While temporary measures to mitigate the impact of the pandemic remain in place, such as the furlough scheme, a ban on repossessions and a stamp duty holiday, a second extended national lockdown is eroding consumer confidence and job security, despite the vaccine roll-out bringing hope for a return to normal life later this year. Average prices in England and Wales will decrease by 1.2% in January, 2.5% in February and a further 2.6% in March – totalling 6.2% over the first three months of the year.
Price falls are likely to attract First Time Buyers to the market later in the spring who may have held off as prices rose over the last few months, particularly if lenders continue to warm towards higher loan to value loans and ease restrictions around gifted deposits.

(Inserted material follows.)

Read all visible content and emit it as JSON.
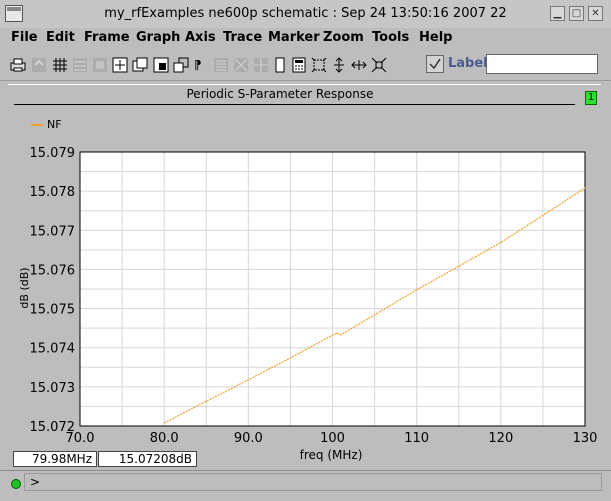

Once the stamp duty holiday has ended pressure on conveyancers, surveyors and removals firms will ease, alleviating congestion in the system and bringing more reliability to the home move process.
Rob Houghton, CEO of reallymoving, comments: “Considering the wider economic context of the post-lockdown property market boom, it was never a matter of if it would end, but when. In the second half of 2020 buyers faced stiff competition for homes, forcing them to pay more and in many cases wiping out the stamp duty saving, but already this year we’re seeing demand falling to more normal levels and prices heading back down again.
"The extent of the decline depends on the length of the current lockdown and the Chancellor’s generosity in mitigating its impact, the speed of the vaccine roll out and the subsequent economic recovery. The market is yet to be truly tested by the end of the furlough scheme and mortgage payment holidays, both of which are currently masking job losses and distressed property sales.
“As we head towards the end of the stamp duty holiday on 31st March sellers should prepare for an increase in gazundering, where buyers reduce their offer just prior to exchange. A large number of deals will be hinged on an assumed stamp duty saving and if they fail to complete in time, buyers will suddenly need to find a significant amount of cash – or renegotiate the price.
“It’s not all bad news though, with a Brexit deal finally agreed that brings to an end four years of uncertainty, and positive action from lenders to reintroduce high loan to value mortgages and overturn bans on gifted deposits. Combined with declining prices and the end of the stamp duty holiday, we could see favourable conditions for First Time Buyers to make a return to the market later this year.”